WASHINGTON: A sudden increase in terrorist attacks in the Pak-Afghan region has raised fears that the United States may be leaving Afghanistan too vulnerable, says a report on a US television channel.

In a commentary on the Monday morning terrorist attack on the headquarters of the Pakistan Army, CBS noted that more than 50 people have been killed in three high-profile attacks in Afghanistan and Pakistan this week, 13 in Rawalpindi, 22 in Bannu and 21 in Kabul.

The attacks demonstrate that the region “remains under the threat of the Taliban making considerable new advances,” CBS observed.

“Today, I am afraid conditions on the ground are worsening everyday” a senior diplomat in Islamabad told CBS News.

“His assessment echoed concerns from other western officials who (believe) that the Taliban may be positioning to take control of parts of Afghanistan as the US prepares to leave,” the news channel reported.

After the attack on the army headquarters, Pakistan’s ability to negotiate with the Taliban was also “shrinking rapidly as the level of bloodshed increases,” the report added.

The channel observed that Prime Minister Nawaz Sharif has repeatedly sought to begin fresh peace talks with the Taliban in order to end the conflict, but the militants had shown little interest in joining such talks.

“If the number of attacks and the number of casualties keep on growing, then I think there is little point for the government to continue seeking peace talks,” a senior Pakistani security official told CBS.

Jon P Dorschner, who teaches South Asian studies at the University of Arizona, wrote in the “American Diplomacy” journal that the Indians too feared that Afghanistan could slide into civil war after the US withdrawal in 2014 and were ready to resume support to its former partner, the Northern Alliance, in a conflict with a resurgent Taliban.

India, he said, had also started negotiations with Tajikistan to reopen the same Farkhor Airbase that it used to support Northern Alliance forces prior to 2001.

“Should Pakistan decide to place its surrogates in power in Afghanistan after the departure of Western military forces, it will represent a serious miscalculation,” Prof Dorschner warned.

The Indian media quoted Barnett Rubin, who has served as an advisor to Richard Holbrooke, US special envoy to Af-Pak, that the Chinese too had told Pakistan they did not want a Taliban government in Kabul.

"That will not accomplish all that is wanted but will certainly check Pakistan's behaviour," he said. "It is not like 1989 (when the Soviet troops withdrew)," he stressed.

The most quoted article on this subject, however, is that of Bruce Riedel who, in 2009, made the Obama administration’s first policy on Afghanistan and Pakistan.
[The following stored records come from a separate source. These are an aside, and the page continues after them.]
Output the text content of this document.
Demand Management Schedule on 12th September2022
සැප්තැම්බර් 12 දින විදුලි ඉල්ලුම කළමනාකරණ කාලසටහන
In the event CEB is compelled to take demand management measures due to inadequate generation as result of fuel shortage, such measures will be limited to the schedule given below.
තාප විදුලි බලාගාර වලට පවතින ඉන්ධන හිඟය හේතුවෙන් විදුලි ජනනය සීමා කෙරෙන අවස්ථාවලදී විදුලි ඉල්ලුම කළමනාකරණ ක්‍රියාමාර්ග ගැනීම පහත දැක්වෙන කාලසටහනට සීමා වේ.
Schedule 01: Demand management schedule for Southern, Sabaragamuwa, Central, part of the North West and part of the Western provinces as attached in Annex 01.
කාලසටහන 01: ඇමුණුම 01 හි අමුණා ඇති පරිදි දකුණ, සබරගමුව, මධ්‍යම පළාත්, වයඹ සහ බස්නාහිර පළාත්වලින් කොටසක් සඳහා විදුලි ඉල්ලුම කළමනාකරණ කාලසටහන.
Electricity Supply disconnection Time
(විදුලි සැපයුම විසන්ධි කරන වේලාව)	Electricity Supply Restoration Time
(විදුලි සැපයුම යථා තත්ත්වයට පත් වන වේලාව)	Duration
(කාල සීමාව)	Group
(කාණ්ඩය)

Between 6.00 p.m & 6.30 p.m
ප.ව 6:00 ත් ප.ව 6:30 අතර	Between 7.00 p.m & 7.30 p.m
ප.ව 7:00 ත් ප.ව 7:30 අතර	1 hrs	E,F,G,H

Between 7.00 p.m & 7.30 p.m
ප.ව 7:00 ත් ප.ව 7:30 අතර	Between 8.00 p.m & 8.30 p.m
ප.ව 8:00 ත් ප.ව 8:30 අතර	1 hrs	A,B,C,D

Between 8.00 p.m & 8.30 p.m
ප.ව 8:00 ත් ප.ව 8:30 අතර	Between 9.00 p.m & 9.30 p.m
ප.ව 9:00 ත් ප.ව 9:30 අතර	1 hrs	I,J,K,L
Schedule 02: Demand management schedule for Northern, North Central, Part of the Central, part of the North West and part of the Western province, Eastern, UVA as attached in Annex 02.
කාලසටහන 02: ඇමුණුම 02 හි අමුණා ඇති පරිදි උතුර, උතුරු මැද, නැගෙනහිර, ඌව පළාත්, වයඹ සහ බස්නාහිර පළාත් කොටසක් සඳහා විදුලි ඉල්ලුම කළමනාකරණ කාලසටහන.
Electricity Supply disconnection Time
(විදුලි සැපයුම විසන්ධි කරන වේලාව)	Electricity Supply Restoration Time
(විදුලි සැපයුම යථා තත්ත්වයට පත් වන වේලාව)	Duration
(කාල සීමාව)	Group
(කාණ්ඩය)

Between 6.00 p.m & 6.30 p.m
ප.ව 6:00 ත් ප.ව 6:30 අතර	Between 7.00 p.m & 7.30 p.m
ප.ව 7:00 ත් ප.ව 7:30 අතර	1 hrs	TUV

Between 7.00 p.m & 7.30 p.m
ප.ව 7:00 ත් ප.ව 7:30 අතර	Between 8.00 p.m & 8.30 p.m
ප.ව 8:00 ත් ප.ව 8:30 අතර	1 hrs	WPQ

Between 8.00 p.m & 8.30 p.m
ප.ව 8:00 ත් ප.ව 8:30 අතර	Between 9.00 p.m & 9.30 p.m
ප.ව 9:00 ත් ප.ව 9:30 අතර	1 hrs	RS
Mr Riedel warned that the Taliban and al Qaeda can stage a comeback in both Afghanistan and Pakistan after the US withdrawal by the end of this year.

He claimed that “Pakistan will continue to be the principal supporter and patron of the Afghan Taliban.”

Mr Riedel also warned once American forces were gone from Afghanistan the drone war will be more difficult to prosecute, even if the US signed a security deal with Kabul.

Drones launched from a distant ship, he warned, could fail like the Iranian hostage rescue mission failed in 1980.

“Once American pressure on al Qaeda in Pakistan subsides, we should expect its regeneration will be fast given the huge jihadi infrastructure in Pakistan and the ISI’s incompetence and/or collusion with the jihadists,” he wrote. “Al Qaeda’s Pakistani allies like Lashkar-e-Taiba, the Pakistan Taliban and others will gladly help al-Qaeda recover, especially when the danger of a drone strike is much reduced.”

The present Pakistani government, he said, would be even less vigorous in fighting al Qaeda than the previous government, allowing the terrorist outfit to “recover in months, not years” after the US pullout.

Mr Riedel also warned that “if the Afghan army cannot handle the Taliban now with important but limited American help, it never will be able to do so.”

He argued that over the longer term, “a more realistic and tough policy” toward Pakistan would be to “engage the government and the army seriously but with much reduced expectations.”

The United States, he said, should help those Pakistanis who are ready to fight extremism but should not expect miracles.

“We will need to protect our own interests there with or without their help. Only that will prevent another al-Qaeda renaissance in the most dangerous country in the world, Pakistan,” he concluded.